Staff members applying Interventional Radiology procedures
are exposed to ionizing radiation, which can induce detrimental
effects to the human body, and requires an improvement of radiation
protection. This paper is focused on the study of the sensor element
for a wireless real-time dosimeter to be worn by the medical staff
during the interventional radiology procedures, in the framework of
the Real-Time Active PIxel Dosimetry (RAPID) INFN project.
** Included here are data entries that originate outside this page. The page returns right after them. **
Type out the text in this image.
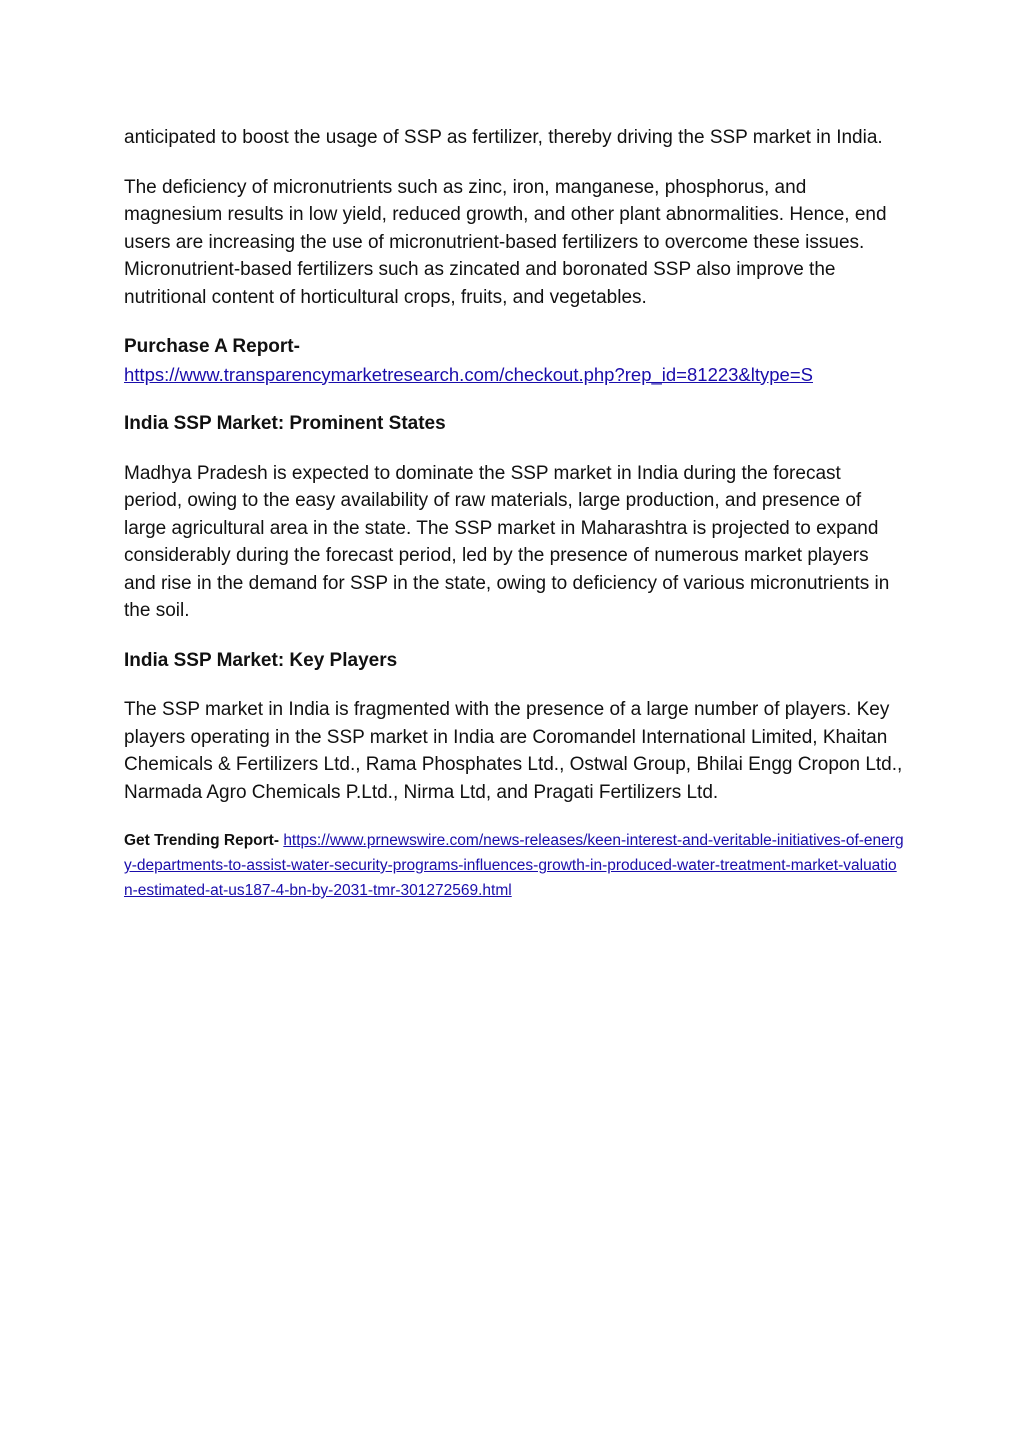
anticipated to boost the usage of SSP as fertilizer, thereby driving the SSP market in India.

The deficiency of micronutrients such as zinc, iron, manganese, phosphorus, and magnesium results in low yield, reduced growth, and other plant abnormalities. Hence, end users are increasing the use of micronutrient-based fertilizers to overcome these issues. Micronutrient-based fertilizers such as zincated and boronated SSP also improve the nutritional content of horticultural crops, fruits, and vegetables.

Purchase A Report-
https://www.transparencymarketresearch.com/checkout.php?rep_id=81223&ltype=S

India SSP Market: Prominent States

Madhya Pradesh is expected to dominate the SSP market in India during the forecast period, owing to the easy availability of raw materials, large production, and presence of large agricultural area in the state. The SSP market in Maharashtra is projected to expand considerably during the forecast period, led by the presence of numerous market players and rise in the demand for SSP in the state, owing to deficiency of various micronutrients in the soil.

India SSP Market: Key Players

The SSP market in India is fragmented with the presence of a large number of players. Key players operating in the SSP market in India are Coromandel International Limited, Khaitan Chemicals & Fertilizers Ltd., Rama Phosphates Ltd., Ostwal Group, Bhilai Engg Cropon Ltd., Narmada Agro Chemicals P.Ltd., Nirma Ltd, and Pragati Fertilizers Ltd.

Get Trending Report- https://www.prnewswire.com/news-releases/keen-interest-and-veritable-initiatives-of-energy-departments-to-assist-water-security-programs-influences-growth-in-produced-water-treatment-market-valuation-estimated-at-us187-4-bn-by-2031-tmr-301272569.html
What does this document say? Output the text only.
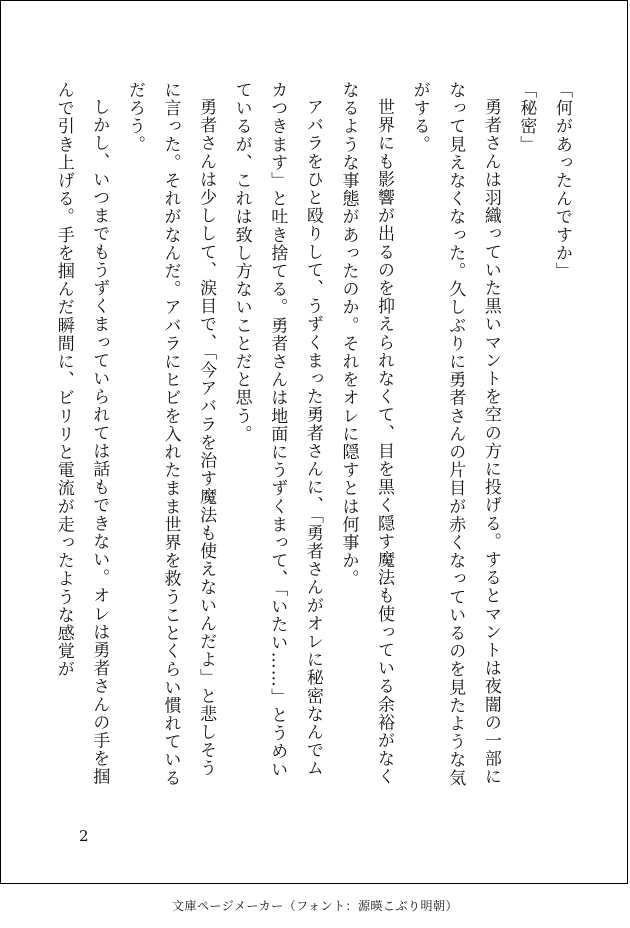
「何があったんですか」

「秘密」

勇者さんは羽織っていた黒いマントを空の方に投げる。するとマントは夜闇の一部になって見えなくなった。久しぶりに勇者さんの片目が赤くなっているのを見たような気がする。

世界にも影響が出るのを抑えられなくて、目を黒く隠す魔法も使っている余裕がなくなるような事態があったのか。それをオレに隠すとは何事か。

アバラをひと殴りして、うずくまった勇者さんに、「勇者さんがオレに秘密なんでムカつきます」と吐き捨てる。勇者さんは地面にうずくまって、「いたい……」とうめいているが、これは致し方ないことだと思う。

勇者さんは少しして、涙目で、「今アバラを治す魔法も使えないんだよ」と悲しそうに言った。それがなんだ。アバラにヒビを入れたまま世界を救うことくらい慣れているだろう。

しかし、いつまでもうずくまっていられては話もできない。オレは勇者さんの手を掴んで引き上げる。手を掴んだ瞬間に、ビリリと電流が走ったような感覚が

2
文庫ページメーカー（フォント：源暎こぶり明朝）
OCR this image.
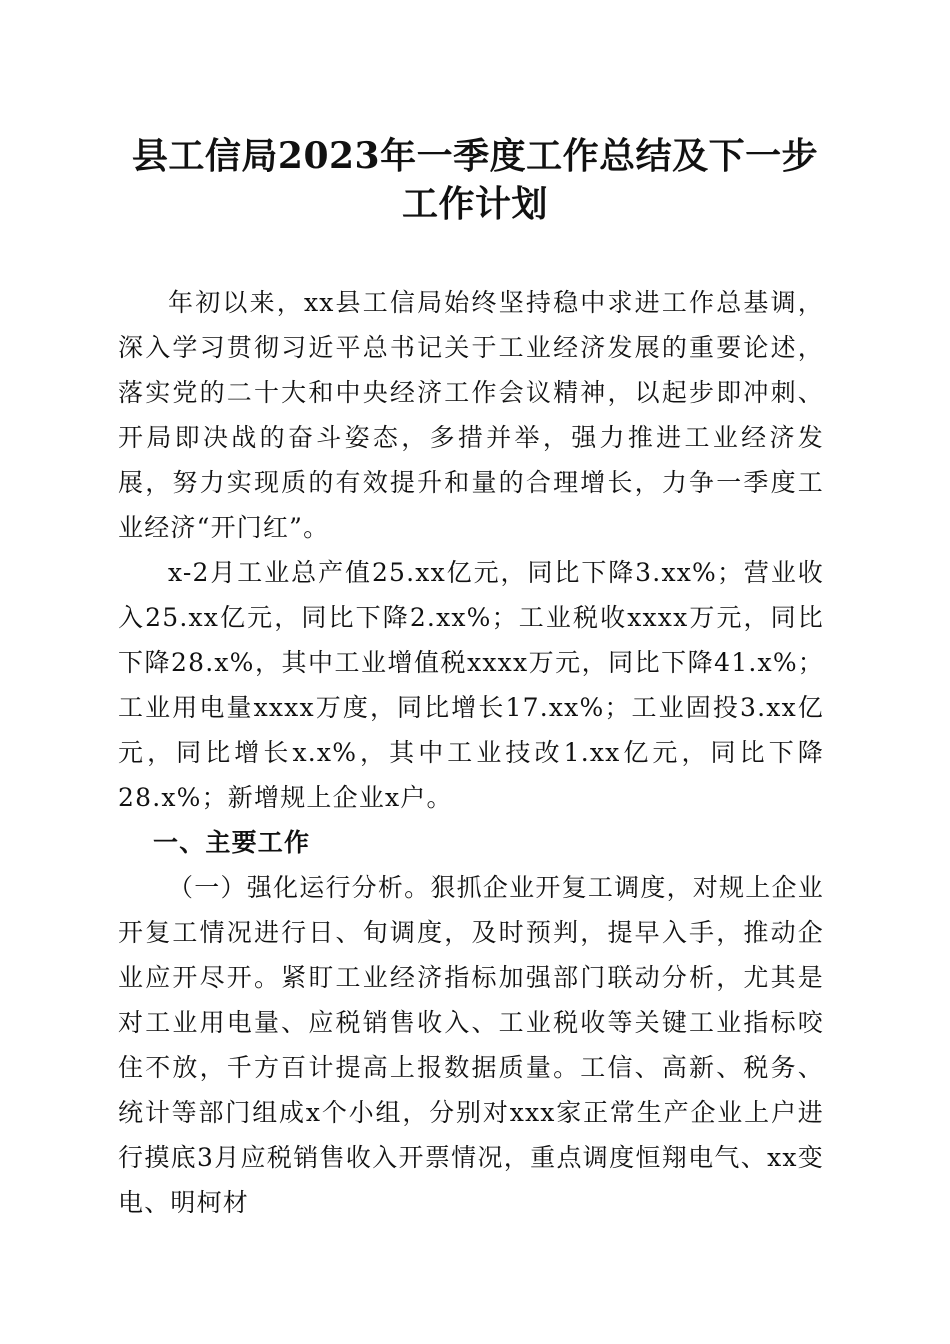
县工信局2023年一季度工作总结及下一步工作计划

年初以来，xx县工信局始终坚持稳中求进工作总基调，深入学习贯彻习近平总书记关于工业经济发展的重要论述，落实党的二十大和中央经济工作会议精神，以起步即冲刺、开局即决战的奋斗姿态，多措并举，强力推进工业经济发展，努力实现质的有效提升和量的合理增长，力争一季度工业经济“开门红”。

x-2月工业总产值25.xx亿元，同比下降3.xx%；营业收入25.xx亿元，同比下降2.xx%；工业税收xxxx万元，同比下降28.x%，其中工业增值税xxxx万元，同比下降41.x%；工业用电量xxxx万度，同比增长17.xx%；工业固投3.xx亿元，同比增长x.x%，其中工业技改1.xx亿元，同比下降28.x%；新增规上企业x户。

一、主要工作

（一）强化运行分析。狠抓企业开复工调度，对规上企业开复工情况进行日、旬调度，及时预判，提早入手，推动企业应开尽开。紧盯工业经济指标加强部门联动分析，尤其是对工业用电量、应税销售收入、工业税收等关键工业指标咬住不放，千方百计提高上报数据质量。工信、高新、税务、统计等部门组成x个小组，分别对xxx家正常生产企业上户进行摸底3月应税销售收入开票情况，重点调度恒翔电气、xx变电、明柯材
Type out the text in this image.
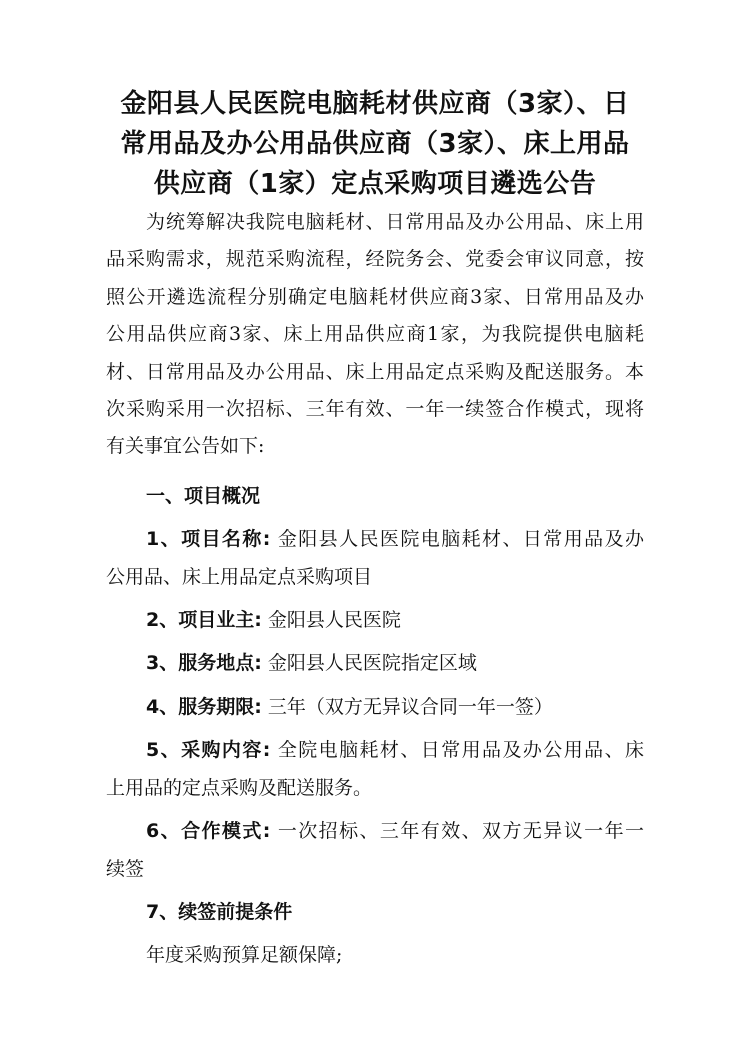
金阳县人民医院电脑耗材供应商（3家）、日
常用品及办公用品供应商（3家）、床上用品
供应商（1家）定点采购项目遴选公告
为统筹解决我院电脑耗材、日常用品及办公用品、床上用
品采购需求，规范采购流程，经院务会、党委会审议同意，按
照公开遴选流程分别确定电脑耗材供应商3家、日常用品及办
公用品供应商3家、床上用品供应商1家，为我院提供电脑耗
材、日常用品及办公用品、床上用品定点采购及配送服务。本
次采购采用一次招标、三年有效、一年一续签合作模式，现将
有关事宜公告如下:
一、项目概况
1、项目名称: 金阳县人民医院电脑耗材、日常用品及办
公用品、床上用品定点采购项目
2、项目业主: 金阳县人民医院
3、服务地点: 金阳县人民医院指定区域
4、服务期限: 三年（双方无异议合同一年一签）
5、采购内容: 全院电脑耗材、日常用品及办公用品、床
上用品的定点采购及配送服务。
6、合作模式: 一次招标、三年有效、双方无异议一年一
续签
7、续签前提条件
年度采购预算足额保障;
We
characterize a CMOS imager to be used as detection element for the
photons scattered by the patient body. The CMOS imager has been
first characterized in laboratory using fluorescence X-ray sources,
then a PMMA phantom has been used to diffuse the X-ray photons from
an angiography system. Different operating conditions have been used
to test the detector response in realistic situations, by varying
the X-ray tube parameters (continuous/pulsed mode, tube voltage and
current, pulse parameters), the sensor parameters (gain, integration
time) and the relative distance between sensor and phantom. The
sensor response has been compared with measurements performed using
passive dosimeters (TLD) and also with a certified beam, in an
accredited calibration centre, in order to obtain an absolute
calibration. The results are very encouraging, with dose and dose
rate measurement uncertainties below the 10% level even for the
most demanding Interventional Radiology protocols.